Joseph, Mary, and Jesus in Matthew & Luke
A recent question I received: “I started reading Matthew this morning and it stood out how prominent Joseph appears in the beginning chapters compared to in Luke. Was there a reason Matthew emphasizes the one earthly parent and Luke the other?"
Answer: That’s a great and accurate observation.
Probably it’s due to this: the original readers of those two Gospels were two different groups with two different sets of things that were significant for their understanding of Jesus.

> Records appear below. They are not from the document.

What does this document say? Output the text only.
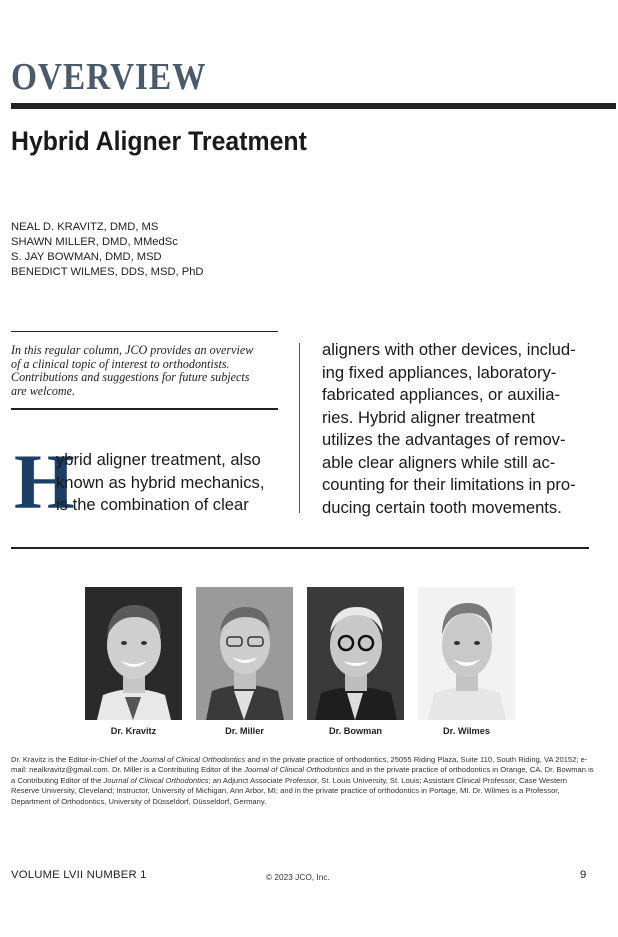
OVERVIEW
Hybrid Aligner Treatment
NEAL D. KRAVITZ, DMD, MS
SHAWN MILLER, DMD, MMedSc
S. JAY BOWMAN, DMD, MSD
BENEDICT WILMES, DDS, MSD, PhD
In this regular column, JCO provides an overview
of a clinical topic of interest to orthodontists.
Contributions and suggestions for future subjects
are welcome.
H
ybrid aligner treatment, also
known as hybrid mechanics,
is the combination of clear
aligners with other devices, includ-
ing fixed appliances, laboratory-
fabricated appliances, or auxilia-
ries. Hybrid aligner treatment
utilizes the advantages of remov-
able clear aligners while still ac-
counting for their limitations in pro-
ducing certain tooth movements.
Dr. Kravitz	Dr. Miller	Dr. Bowman	Dr. Wilmes
Dr. Kravitz is the Editor-in-Chief of the Journal of Clinical Orthodontics and in the private practice of orthodontics, 25055 Riding Plaza, Suite 110, South Riding, VA 20152; e-mail: nealkravitz@gmail.com. Dr. Miller is a Contributing Editor of the Journal of Clinical Orthodontics and in the private practice of orthodontics in Orange, CA. Dr. Bowman is a Contributing Editor of the Journal of Clinical Orthodontics; an Adjunct Associate Professor, St. Louis University, St. Louis; Assistant Clinical Professor, Case Western Reserve University, Cleveland; Instructor, University of Michigan, Ann Arbor, MI; and in the private practice of orthodontics in Portage, MI. Dr. Wilmes is a Professor, Department of Orthodontics, University of Düsseldorf, Düsseldorf, Germany.
VOLUME LVII NUMBER 1	© 2023 JCO, Inc.	9
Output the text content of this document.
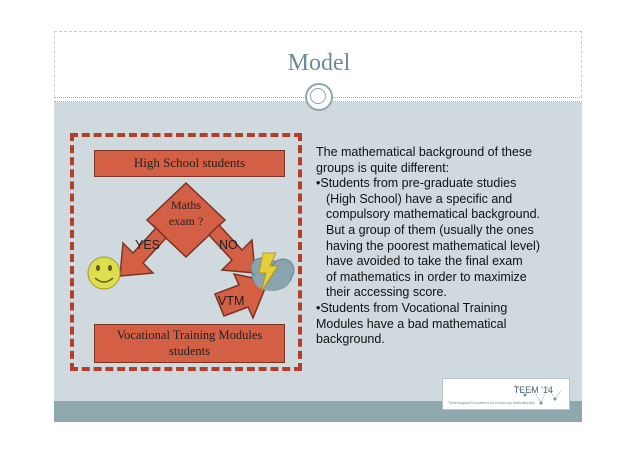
Model
High School students
Vocational Training Modules
students
Maths
exam ?
YES	NO
VTM

The mathematical background of these

groups is quite different:

•Students from pre-graduate studies

(High School) have a specific and

compulsory mathematical background.

But a group of them (usually the ones

having the poorest mathematical level)

have avoided to take the final exam

of mathematics in order to maximize

their accessing score.

•Students from Vocational Training

Modules have a bad mathematical

background.

TEEM '14
Technological Ecosystems for Enhancing Multiculturality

Matthew was written to Jews (it’s why the Gospel quotes the Old Testament so much), and it seeks to prove to the Jews of the A.D. 40s that Jesus was and is the Davidic (descended from David) king who had come to save His people, not temporally through an earthly kingdom, but eternally through an eternal kingdom. Joseph is key to that claim of Jesus’ being king, because Joseph is a descendent of David, and thus his (adopted) son has legitimate claim to the throne of God's people, per God’s declaration to David in 2 Samuel 7:16 (in which God had said the only legitimate kings over His people would be David’s descendants). Matthew’s genealogy is structured by this purpose, too, displaying that Jesus is not only of the house of Abraham, but of the house of David (and, thus, He is a legitimate heir to David's throne).

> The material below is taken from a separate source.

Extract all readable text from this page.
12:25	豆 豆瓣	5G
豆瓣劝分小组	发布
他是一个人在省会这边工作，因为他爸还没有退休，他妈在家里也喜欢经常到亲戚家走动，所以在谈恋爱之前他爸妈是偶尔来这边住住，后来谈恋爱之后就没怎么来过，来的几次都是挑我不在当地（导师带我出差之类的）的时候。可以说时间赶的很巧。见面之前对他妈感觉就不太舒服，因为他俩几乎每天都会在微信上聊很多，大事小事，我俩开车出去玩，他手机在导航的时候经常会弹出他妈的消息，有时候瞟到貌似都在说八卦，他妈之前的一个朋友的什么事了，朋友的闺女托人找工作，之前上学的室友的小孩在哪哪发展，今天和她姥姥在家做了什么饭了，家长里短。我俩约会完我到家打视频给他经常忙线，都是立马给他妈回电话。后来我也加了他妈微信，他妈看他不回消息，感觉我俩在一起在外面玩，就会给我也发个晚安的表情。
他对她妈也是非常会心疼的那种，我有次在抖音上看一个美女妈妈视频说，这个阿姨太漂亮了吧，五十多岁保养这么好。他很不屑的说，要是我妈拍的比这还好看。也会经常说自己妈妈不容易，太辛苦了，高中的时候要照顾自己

Luke, on the other hand, is writing to Theophilus, who appears to be a gentile, Roman governor who is a Christian (Luke 1:1-4, Acts 24:3, 26:25). One of Luke’s lessons to Theophilus is that Theophilus, in his position of civil power, should use his civil power for the protection of women, the weak, the overlooked, and the poor (instead of trampling on them, as Rome and its society typically did). Thus, Luke emphasizes those groups throughout his Gospel, and shows how God exalts and honors these groups, both in the Jesus’ preamble (check out Zechariah’s and Mary’s speeches in chapter one, with regard to their emphasis on God’s remembering the humble, the hungry, and the otherwise lowly) and in Jesus’ treatment of the people in those categories throughout the rest of the Gospel. Thus, Mary is more prominent than Joseph in the birth narrative of Luke.